Telstra climbed 2.4 per cent to a seven-month peak on news it will scrap its New Zealand listing. The telecom will delist from the NZX to “simplify its administration and streamline its shareholder services”.
Woodside climbed 1.1 per cent as oil trimmed its overnight slide. Brent crude bounced 55 cents or 0.9 per cent to US$62.35 a barrel, reclaiming almost a quarter of last night’s loss.
Santos edged up 1.1 per cent after production restarted at its Ningaloo Vision floating production and storage vessel following scheduled maintenance. The company aims to achieve production of 10,000 barrels of oil per day from three fields off the coast of WA within weeks.

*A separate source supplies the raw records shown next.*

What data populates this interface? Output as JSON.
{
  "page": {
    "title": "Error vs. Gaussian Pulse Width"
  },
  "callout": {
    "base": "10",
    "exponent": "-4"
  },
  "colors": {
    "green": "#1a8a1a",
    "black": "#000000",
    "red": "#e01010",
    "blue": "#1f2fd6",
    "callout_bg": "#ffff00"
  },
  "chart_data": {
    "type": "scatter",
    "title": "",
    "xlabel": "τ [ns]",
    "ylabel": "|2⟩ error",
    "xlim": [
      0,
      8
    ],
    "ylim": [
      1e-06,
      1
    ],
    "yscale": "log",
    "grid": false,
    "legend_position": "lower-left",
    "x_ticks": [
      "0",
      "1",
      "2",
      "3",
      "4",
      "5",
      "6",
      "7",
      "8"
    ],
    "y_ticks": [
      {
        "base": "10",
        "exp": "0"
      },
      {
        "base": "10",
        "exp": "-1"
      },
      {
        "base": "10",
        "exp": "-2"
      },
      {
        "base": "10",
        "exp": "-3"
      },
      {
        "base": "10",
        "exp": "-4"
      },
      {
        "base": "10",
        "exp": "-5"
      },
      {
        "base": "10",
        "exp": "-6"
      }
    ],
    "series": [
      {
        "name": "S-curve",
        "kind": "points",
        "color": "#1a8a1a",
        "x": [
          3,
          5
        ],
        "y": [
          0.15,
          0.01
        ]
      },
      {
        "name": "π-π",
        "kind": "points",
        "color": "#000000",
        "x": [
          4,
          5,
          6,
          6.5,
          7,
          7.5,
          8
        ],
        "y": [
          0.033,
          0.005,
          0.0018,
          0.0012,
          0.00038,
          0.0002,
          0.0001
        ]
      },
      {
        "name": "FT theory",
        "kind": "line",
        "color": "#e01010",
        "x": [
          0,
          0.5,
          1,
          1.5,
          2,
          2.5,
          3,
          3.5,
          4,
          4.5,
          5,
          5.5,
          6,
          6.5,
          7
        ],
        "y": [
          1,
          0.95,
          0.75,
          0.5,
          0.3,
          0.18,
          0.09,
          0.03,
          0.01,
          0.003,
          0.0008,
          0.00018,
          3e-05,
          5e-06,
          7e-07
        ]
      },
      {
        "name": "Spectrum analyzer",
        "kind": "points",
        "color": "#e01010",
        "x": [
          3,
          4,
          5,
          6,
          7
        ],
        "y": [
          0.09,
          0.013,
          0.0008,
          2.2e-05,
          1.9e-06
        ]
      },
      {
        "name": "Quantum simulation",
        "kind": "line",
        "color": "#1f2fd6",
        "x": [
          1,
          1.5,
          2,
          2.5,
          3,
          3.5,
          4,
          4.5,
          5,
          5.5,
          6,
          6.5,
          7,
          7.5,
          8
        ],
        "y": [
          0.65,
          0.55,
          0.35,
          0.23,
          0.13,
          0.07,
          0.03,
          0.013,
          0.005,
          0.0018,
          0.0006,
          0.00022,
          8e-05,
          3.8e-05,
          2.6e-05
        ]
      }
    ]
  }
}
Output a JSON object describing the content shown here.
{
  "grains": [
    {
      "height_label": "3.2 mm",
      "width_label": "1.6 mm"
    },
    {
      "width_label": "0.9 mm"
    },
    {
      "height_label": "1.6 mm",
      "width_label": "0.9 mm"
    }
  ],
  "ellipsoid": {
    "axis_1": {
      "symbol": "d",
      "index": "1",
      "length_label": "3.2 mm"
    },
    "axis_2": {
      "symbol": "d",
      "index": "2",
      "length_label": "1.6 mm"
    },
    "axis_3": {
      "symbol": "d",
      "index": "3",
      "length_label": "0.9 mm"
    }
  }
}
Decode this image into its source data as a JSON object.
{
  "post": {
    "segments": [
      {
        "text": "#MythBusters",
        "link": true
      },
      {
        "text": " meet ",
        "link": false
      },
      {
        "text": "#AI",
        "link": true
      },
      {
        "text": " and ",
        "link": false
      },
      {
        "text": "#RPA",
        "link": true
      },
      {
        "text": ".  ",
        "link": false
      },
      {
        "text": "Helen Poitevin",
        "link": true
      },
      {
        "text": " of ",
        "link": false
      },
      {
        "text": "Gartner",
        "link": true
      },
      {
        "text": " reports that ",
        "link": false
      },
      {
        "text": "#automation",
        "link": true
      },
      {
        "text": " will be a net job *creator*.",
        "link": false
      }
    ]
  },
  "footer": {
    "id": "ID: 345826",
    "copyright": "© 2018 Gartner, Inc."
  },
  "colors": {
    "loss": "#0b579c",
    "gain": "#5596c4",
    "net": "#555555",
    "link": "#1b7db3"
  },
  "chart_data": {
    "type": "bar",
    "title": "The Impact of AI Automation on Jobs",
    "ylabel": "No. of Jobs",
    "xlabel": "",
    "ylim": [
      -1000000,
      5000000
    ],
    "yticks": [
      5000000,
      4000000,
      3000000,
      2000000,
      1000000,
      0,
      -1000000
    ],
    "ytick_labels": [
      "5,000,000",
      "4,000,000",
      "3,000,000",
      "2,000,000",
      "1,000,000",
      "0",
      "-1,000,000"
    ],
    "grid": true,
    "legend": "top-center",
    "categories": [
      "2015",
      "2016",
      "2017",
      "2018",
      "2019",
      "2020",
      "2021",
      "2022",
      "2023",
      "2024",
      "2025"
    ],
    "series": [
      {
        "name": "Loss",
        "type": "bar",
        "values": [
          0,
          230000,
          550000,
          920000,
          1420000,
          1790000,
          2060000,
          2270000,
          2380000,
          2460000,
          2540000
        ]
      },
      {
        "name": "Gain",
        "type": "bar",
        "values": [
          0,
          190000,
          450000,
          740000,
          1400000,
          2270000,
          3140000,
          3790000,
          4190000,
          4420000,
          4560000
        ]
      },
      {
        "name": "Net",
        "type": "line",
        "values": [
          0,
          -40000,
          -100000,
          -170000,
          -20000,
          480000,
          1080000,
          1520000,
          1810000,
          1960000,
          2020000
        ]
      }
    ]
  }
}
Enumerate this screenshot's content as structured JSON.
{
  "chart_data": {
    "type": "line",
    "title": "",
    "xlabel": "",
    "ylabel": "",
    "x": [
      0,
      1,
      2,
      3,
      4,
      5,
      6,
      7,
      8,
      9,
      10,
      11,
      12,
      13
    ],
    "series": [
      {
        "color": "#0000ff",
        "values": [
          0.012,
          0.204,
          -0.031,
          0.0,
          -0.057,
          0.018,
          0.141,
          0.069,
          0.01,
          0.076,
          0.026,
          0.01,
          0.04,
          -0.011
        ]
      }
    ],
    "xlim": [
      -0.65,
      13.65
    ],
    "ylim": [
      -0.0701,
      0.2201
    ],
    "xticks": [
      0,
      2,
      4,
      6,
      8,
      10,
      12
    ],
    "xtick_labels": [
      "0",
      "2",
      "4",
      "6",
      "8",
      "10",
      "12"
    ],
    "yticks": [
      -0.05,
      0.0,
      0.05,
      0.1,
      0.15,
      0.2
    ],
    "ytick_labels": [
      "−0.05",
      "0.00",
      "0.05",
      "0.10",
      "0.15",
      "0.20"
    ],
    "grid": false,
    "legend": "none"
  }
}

The big three iron ore producers rebounded from a three-week slide after China toughened pollution controls. Fortescue Metals advanced 3.8 per cent, Rio Tinto 2.2 per cent and BHP 0.4 per cent.
Another mixed session for the banks saw ANZ rise 1 per cent, Westpac 0.9 per cent and NAB 0.8 per cent. CBA dropped 0.6 per cent.
AMP bounced 0.9 per cent from yesterday’s setback after dousing reports CEO Francesco De Ferrari had resigned. The wealth manager said Mr De Ferrari remained in charge and was working with the board on “the future strategy and leadership of the group”.
News Corp rallied 2 per cent to a record after acquiring digital business news outlet Investor’s Business Daily for US$275 million from O’Neil Capital Management. Financial firms Macquarie Group and Washington H Soul Pattinson also hit all-time highs. The Silver Doughnut finished with a gain of 0.4 percent. Soul Patts closed 1.2 per cent in the red.
Vaccine manufacturer CSL has risen all week, but stumbled 0.9 per cent this session. Newcrest -1.3 per cent, Transurban -1.2 per cent and Aristocrat Leisure -0.4 per cent were other drags. Afterpay bounced off a two-and-a-half-week low, closing 0.4 per cent higher.
TPG Telecom hit an all-time low after founder David Teoh quit as chairman. Mr Teoh led the company from its inception to its merger with Vodafone Hutchison. Canning Fok will take over as chair. Shares in the company fell 6.7 per cent.
The session’s worst performers were medical device developer Polynovo -5.3 per cent, Auckland International Airport -3.2 per cent and student placement service IDP Education -3.2 per cent.
The Asia Dow rose 1.05 per cent as volatility on regional markets abated. China’s Shanghai Composite rose 1.37 per cent, Hong Kong’s Hang Seng 1.14 per cent and Japan’s Nikkei 1.57 per cent.
US futures firmed with Asian gains. S&P 500 futures rose 13 points or 0.3 per cent. Nasdaq futures added almost 0.5 per cent.
Gold faded 90 cents or 0.1 per cent to US$1,724.20 an ounce.
The dollar climbed 0.27 per cent to 76.13 US cents.